The PT is linked to France’s Independent Democratic Workers Party (POID), an offshoot of Pierre Lambert’s Organisation communiste internationaliste (OCI), which broke with Trotskyism and the International Committee of the Fourth International (ICFI) in 1971 to ally with the PS. The PT is a longstanding supporter of the FLN. Hanoune attracted ridicule last week by saying, amid the initial protests against Bouteflika’s fifth term bid, that “The slogans are not against Bouteflika.”
This only echoes calls from imperialist foreign policy circles in the European Union (EU) for regime change in Algeria, backed by the army, to strangle the protests. Professor Jonathan Hill of King’s College London predicted: “The EU will take its lead from France, which in turn will support the regime to stage-manage the transfer of power.”
With his polls at record lows amid “yellow vest” protests, President Emmanuel Macron ordered French Ambassador to Algeria Xavier Driencourt to make an extraordinary covert, one-day trip to Paris on Tuesday for talks.
Elysée presidential palace sources also indicated they are desperate to prop up the FLN—because of intelligence and logistical aid it offers to French wars in Mali and the broader Sahel, and to limit opposition in France’s three million-strong Algerian community. They intend to make no concessions to popular opposition to Bouteflika.
One source told Nouvel Obs: “France and the president cannot be indifferent to anything occurring in Algeria. The stakes for us are considerable. With Algeria, our historical, economic, and security ties are very deep. France has interests there, it also has a large Algerian and Franco-Algerian population. So for us the stability of Algeria is a major issue, especially given the geographic proximity and human ties between the two states. And then there is the security issue, including on the regional level. We need cooperation with Algeria to struggle against terror groups in the Sahel.”
The way forward for workers entering into struggle with the FLN regime is to orient to the upsurge of the international working class. The social and democratic demands of workers across the Maghreb cannot be met without an expropriation of the ruling class, including the Algerian regime’s vast oil and gas wealth, on an international scale. This requires a conscious struggle for socialism against capitalism, imperialism and war, and a ruthless break with all the forces that have worked for decades to tie workers and youth in Algeria to the FLN.
The best allies of Algerian workers in struggle against the FLN regime are the workers in Europe and around the world entering into struggle. The key element in this struggle is the fight to draw a balance sheet of past revolutionary upsurges and the fresh experiences of struggle today. The events in Algeria raise directly the response of the ICFI to the initial upsurge of the working class in Tunisia in 2011.

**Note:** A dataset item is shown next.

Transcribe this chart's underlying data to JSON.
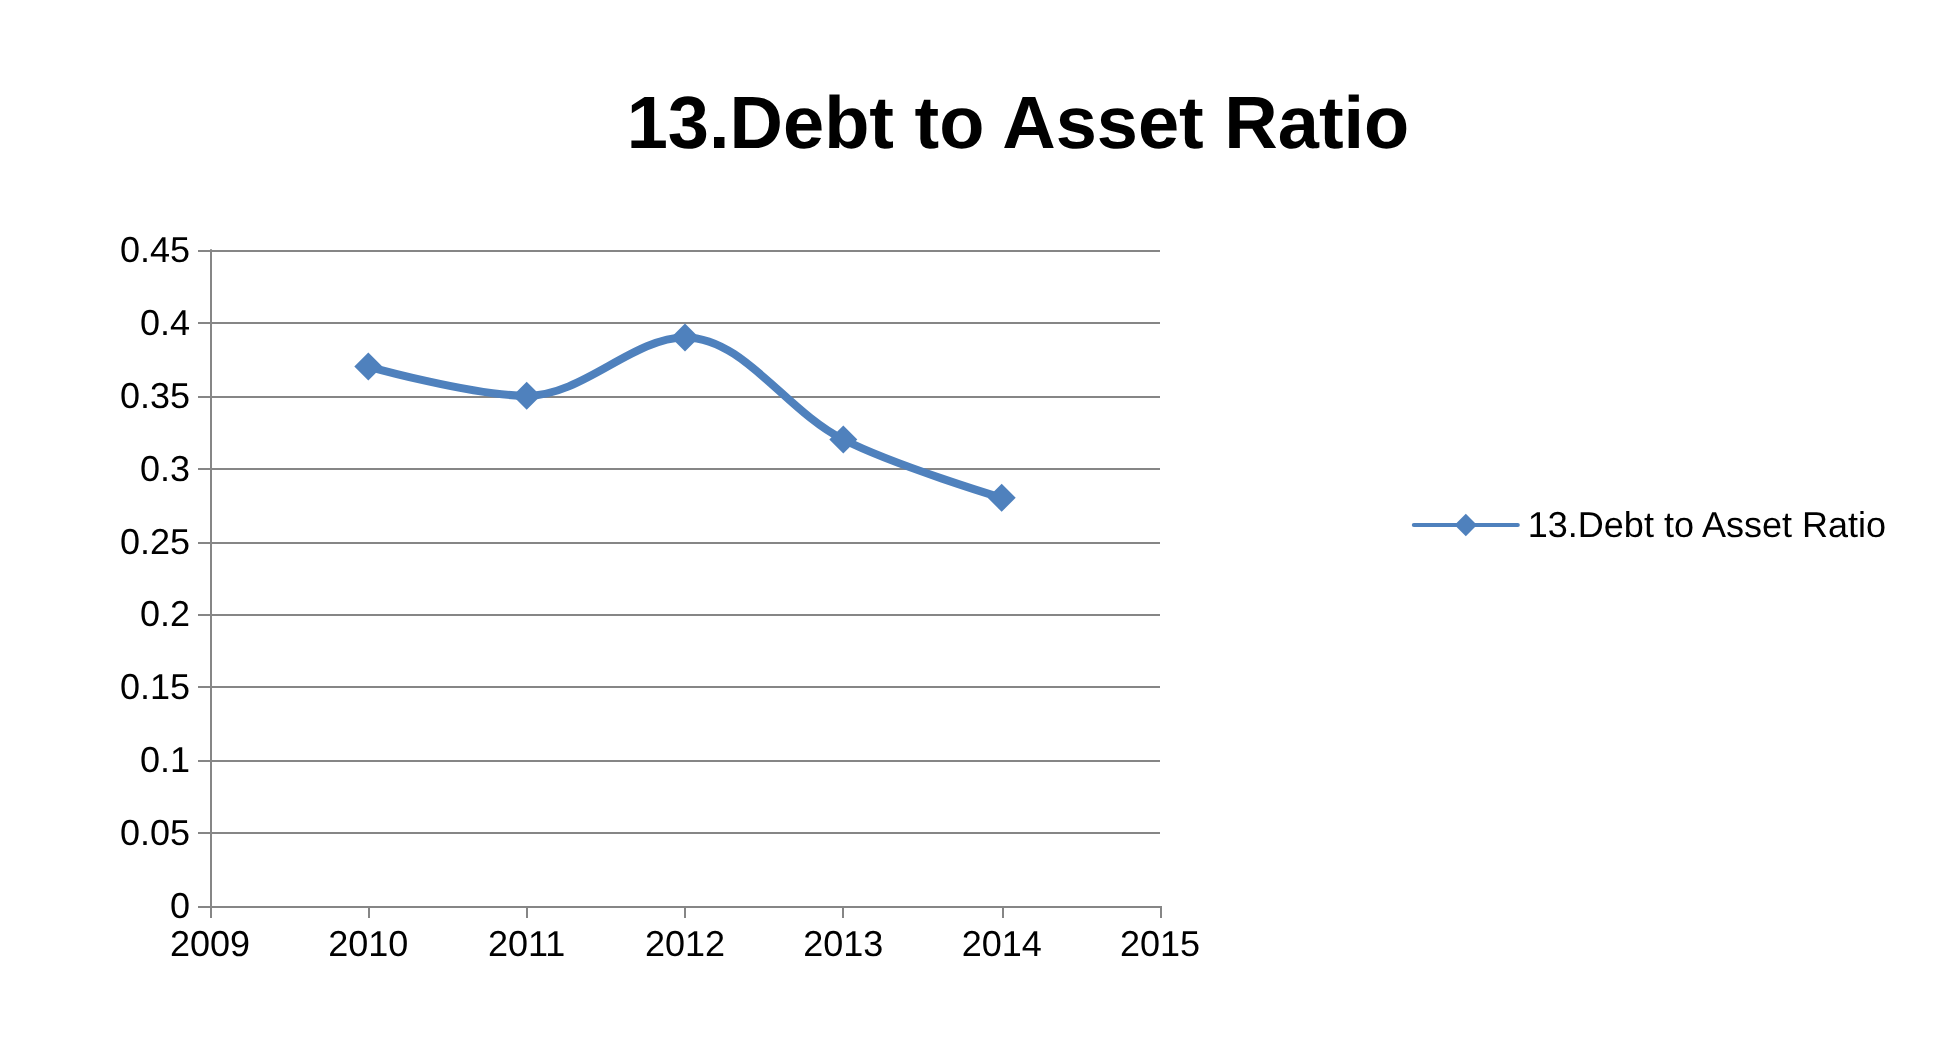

In its 17 January 2011 statement, “The mass uprising in Tunisia and the perspective of permanent revolution,” it warned:
The Tunisian masses, however, are at only the initial stages of their struggle. As is already clear from the continuation of military violence under the new interim president, the working class faces immense dangers. The crucial question of revolutionary program and leadership remains unresolved. Without the development of a revolutionary leadership, another authoritarian regime will inevitably be installed to replace that of Ben Ali.
The turn now is to building sections of the ICFI in Algeria and across the Mediterranean and the world to offer political leadership to the growing international movement of the working class.